Rash on buttocks and extensor surfaces following sore throat (416/1700)

A 16yo boy presents with rash on his buttocks and extensor surface following a sore throat.
What is the most probable dx?

a. Measles
b. Bullous-pemphigoid
c. Rubella
d. ITP
e. HSP



























answer:E



Henoch–Schönlein purpura
Small vessel vasculitis associated with IgA immune complexes. A triad of arthritis, colicky abdominal pain, and palpable, papular, purpuric rash. Characteristically affects prepubertal boys.
Clinical features
• Skin rash: palpable purpura over buttocks and lower legs.
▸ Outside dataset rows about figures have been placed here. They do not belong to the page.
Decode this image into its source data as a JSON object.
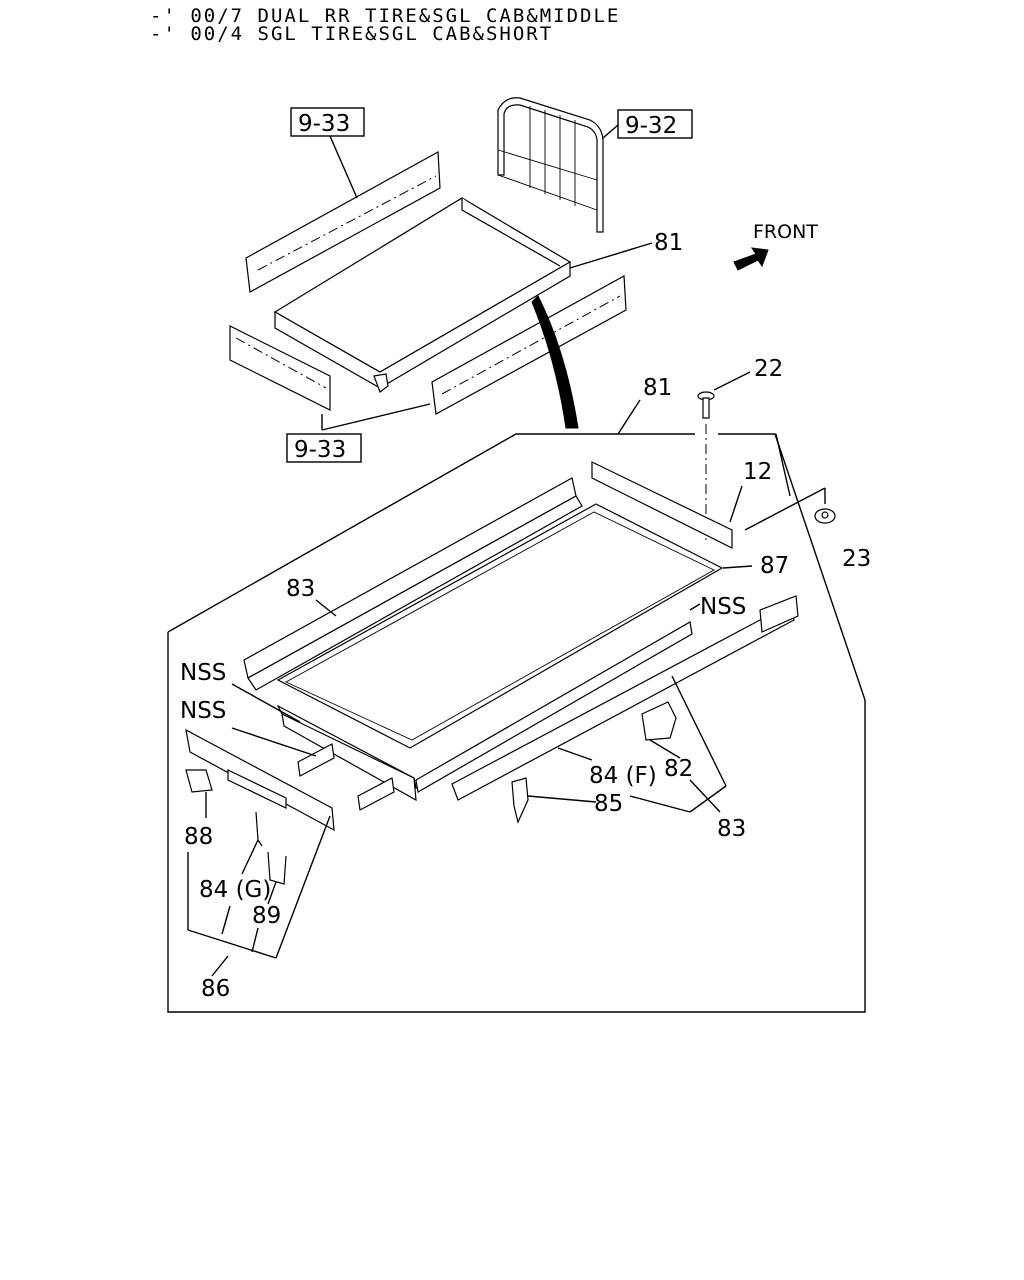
{
  "header": {
    "line1": "-' 00/7 DUAL RR TIRE&SGL CAB&MIDDLE",
    "line2": "-' 00/4 SGL TIRE&SGL CAB&SHORT"
  },
  "orientation": {
    "label": "FRONT"
  },
  "callouts": {
    "ref_9_33_top": "9-33",
    "ref_9_32": "9-32",
    "ref_9_33_bottom": "9-33",
    "p81_top": "81",
    "p81": "81",
    "p22": "22",
    "p12": "12",
    "p23": "23",
    "p87": "87",
    "p83_top": "83",
    "nss_right": "NSS",
    "nss_upper_left": "NSS",
    "nss_lower_left": "NSS",
    "p84f": "84 (F)",
    "p82": "82",
    "p85": "85",
    "p83_bottom": "83",
    "p88": "88",
    "p84g": "84 (G)",
    "p89": "89",
    "p86": "86"
  }
}
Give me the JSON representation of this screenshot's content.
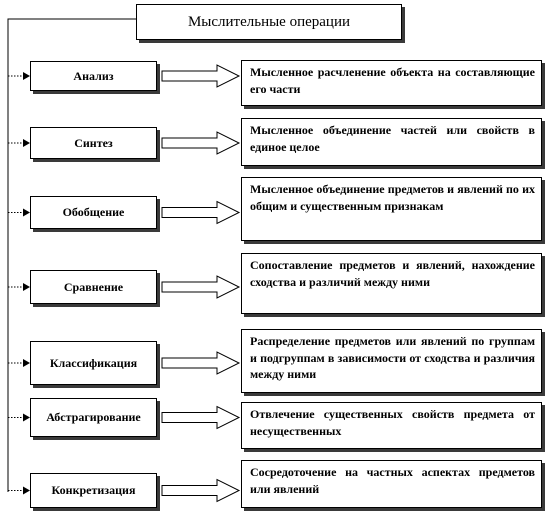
{
  "title": "Мыслительные операции",
  "operations": [
    {
      "name": "Анализ",
      "description": "Мысленное расчленение объекта на составляющие его части"
    },
    {
      "name": "Синтез",
      "description": "Мысленное объединение частей или свойств в единое целое"
    },
    {
      "name": "Обобщение",
      "description": "Мысленное объединение предметов и явлений по их общим и существенным признакам"
    },
    {
      "name": "Сравнение",
      "description": "Сопоставление предметов и явлений, нахождение сходства и различий между ними"
    },
    {
      "name": "Классификация",
      "description": "Распределение предметов или явлений по группам и подгруппам в зависимости от сходства и различия между ними"
    },
    {
      "name": "Абстрагирование",
      "description": "Отвлечение существенных свойств предмета от несущественных"
    },
    {
      "name": "Конкретизация",
      "description": "Сосредоточение на частных аспектах предметов или явлений"
    }
  ]
}
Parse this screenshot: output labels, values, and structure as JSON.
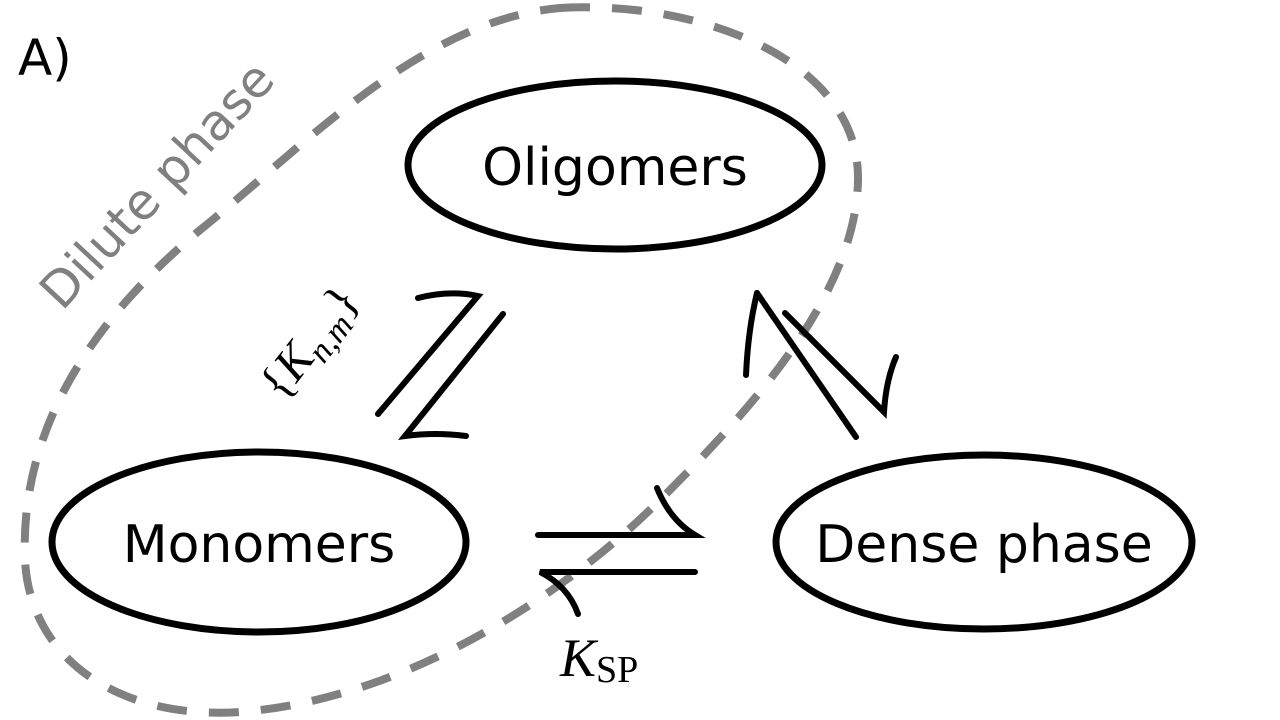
{
  "panel_label": "A)",
  "region_label": "Dilute phase",
  "nodes": {
    "oligomers": "Oligomers",
    "monomers": "Monomers",
    "dense": "Dense phase"
  },
  "constants": {
    "knm_open": "{",
    "knm_K": "K",
    "knm_sub": "n,m",
    "knm_close": "}",
    "ksp_K": "K",
    "ksp_sub": "SP"
  },
  "colors": {
    "stroke": "#000000",
    "dashed": "#808080",
    "background": "#ffffff"
  }
}
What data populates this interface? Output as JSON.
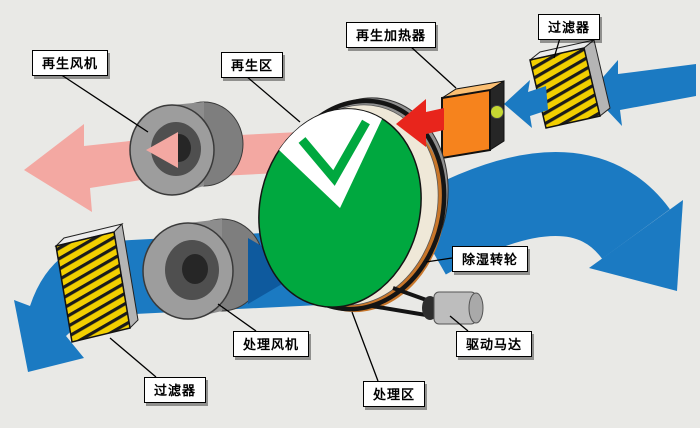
{
  "diagram": {
    "labels": {
      "regen_fan": "再生风机",
      "regen_zone": "再生区",
      "regen_heater": "再生加热器",
      "filter_top": "过滤器",
      "dehumidifier_wheel": "除湿转轮",
      "drive_motor": "驱动马达",
      "process_fan": "处理风机",
      "process_zone": "处理区",
      "filter_bottom": "过滤器"
    },
    "colors": {
      "background": "#e9e9e6",
      "process_air": "#1b7ac2",
      "process_air_dark": "#0e5a9e",
      "regen_exhaust": "#f3a8a2",
      "hot_air": "#e8251c",
      "wheel_face": "#00a83f",
      "wheel_rim": "#efe8d8",
      "wheel_band": "#c8762a",
      "heater_body": "#f6831d",
      "heater_top": "#fbbf73",
      "filter": "#f2cf00",
      "fan_body": "#9d9d9d"
    }
  }
}
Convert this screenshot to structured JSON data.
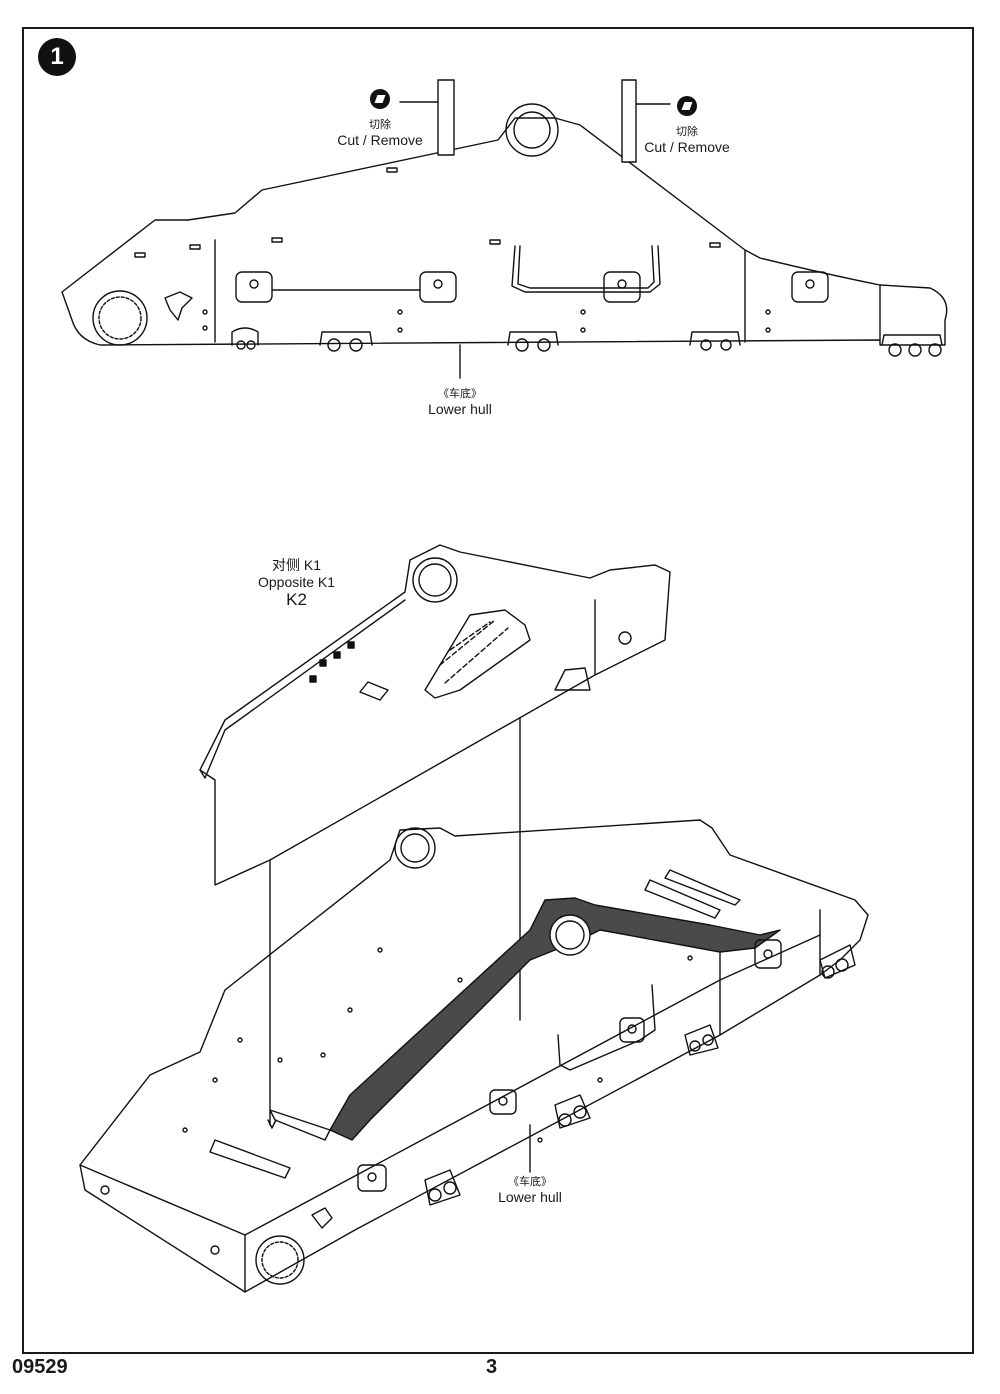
{
  "step": {
    "number": "1"
  },
  "callouts": {
    "cut_left": {
      "cn": "切除",
      "en": "Cut / Remove",
      "icon": "cut-remove-icon"
    },
    "cut_right": {
      "cn": "切除",
      "en": "Cut / Remove",
      "icon": "cut-remove-icon"
    },
    "lower_hull_top": {
      "cn": "《车底》",
      "en": "Lower hull"
    },
    "lower_hull_bottom": {
      "cn": "《车底》",
      "en": "Lower hull"
    },
    "opposite": {
      "cn": "对侧 K1",
      "en": "Opposite K1",
      "part": "K2"
    }
  },
  "footer": {
    "code": "09529",
    "page": "3"
  }
}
Severe skin vasculitis can lead to oedema (dorsum hand, scrotum, and periorbital).
Arthritis: typically short-lived affecting large joints (knees, ankles, or elbows).
• Gastrointestinal: colicky abdominal pain (commonest), malaena, haematemesis, intussusception, perforation, appendicitis.
• Renal: dipstick haematuria and proteinuria present (50%). Glomerulonephritis and nephrotic syndrome rare.
Investigations
• FBC, renal function, dipstick urinalysis, and full renal investigation with biopsy if evidence of renal involvement (crescentic IgA glomerulonephritis).
• Skin biopsy rarely necessary: leucocytoclastic vasculitis.
• Abdominal investigations as per symptoms.
Treatment and prognosis
Most cases have a benign course with complete resolution of symptoms within 6wks. NSAIDs help arthritis symptoms. Corticosteroids for abdominal pain and arthritis may hasten symptom resolution. Test for haematuria because nephritis and nephritic syndrome carry worse prognosis for hypertension and decreased renal function.





N.b



Acute immune thrombocytopenia
ITP is caused by IgG autoimmune antibody to platelet cell membrane antigens leading to platelet destruction in the spleen and liver.

Presentation
• Most present between ages of 2 and 5yrs, but can occur at any age.
• 60% have preceding viral infection, e.g. upper respiratory tract infection
(URTI).
Bruising, purpura, petechiae, mucosal bleeding, menorrhagia.
• Intracranial bleeds very rare (< 0.5%); often associated with trauma.
• Physical examination otherwise usually normal, e.g. no splenomegaly.

Investigation
• FBC: platelet count low, commonly platelet size increased due to compensatory megakaryocytosis. Otherwise FBC is usually normal.
• Testing for platelet antibodies is not clinically useful.
Bone marrow in ITP normal, but striking increase in megakaryocytes.
Generally, bone marrow aspirate not indicated if the child is otherwise well, unless concurrent pancytopenia, hepatosplenomegaly, lymphadenopathy, or abnormally-increased blasts on FBC suggesting alternative diagnosis, e.g. aplastic anaemia, acute leukaemia, SLE (adolescent girls) or bone marrow failure syndrome.

Management
• Do not treat the platelet count, treat the patient! The aim of treatment is to stop the bleeding not ‘cure’ the disorder, which resolves in its own time. Increases in platelet count will usually be transient, but are usually sufficient to control current bleeding.

Moderate bleeding can be controlled with tranexamic acid 20–25mg/kg tds for <5 days, provided haematuria is not present.

Active treatment is required if patient experiencing significant bleeding, mucosal haemorrhage, or haematuria, as all are associated with increased risk of internal bleeding.

• First line therapy: 4mg/kg prednisolone for 4 days and then stop.

• Second line therapy: IV IgG 1g/kg over 2 days if steroids not effective, alternatively can use anti-D.

• If bleeding life-threatening or intracranial, give 15–20mL/kg of platelets, start prednisolone and IV IgG and consider emergency splenectomy.

Splenectomy for chronic ITP is indicated if disease is not steroid responsive and child over 5yrs.

• For chronic severe ITP, rituximab has been used successfully in young children.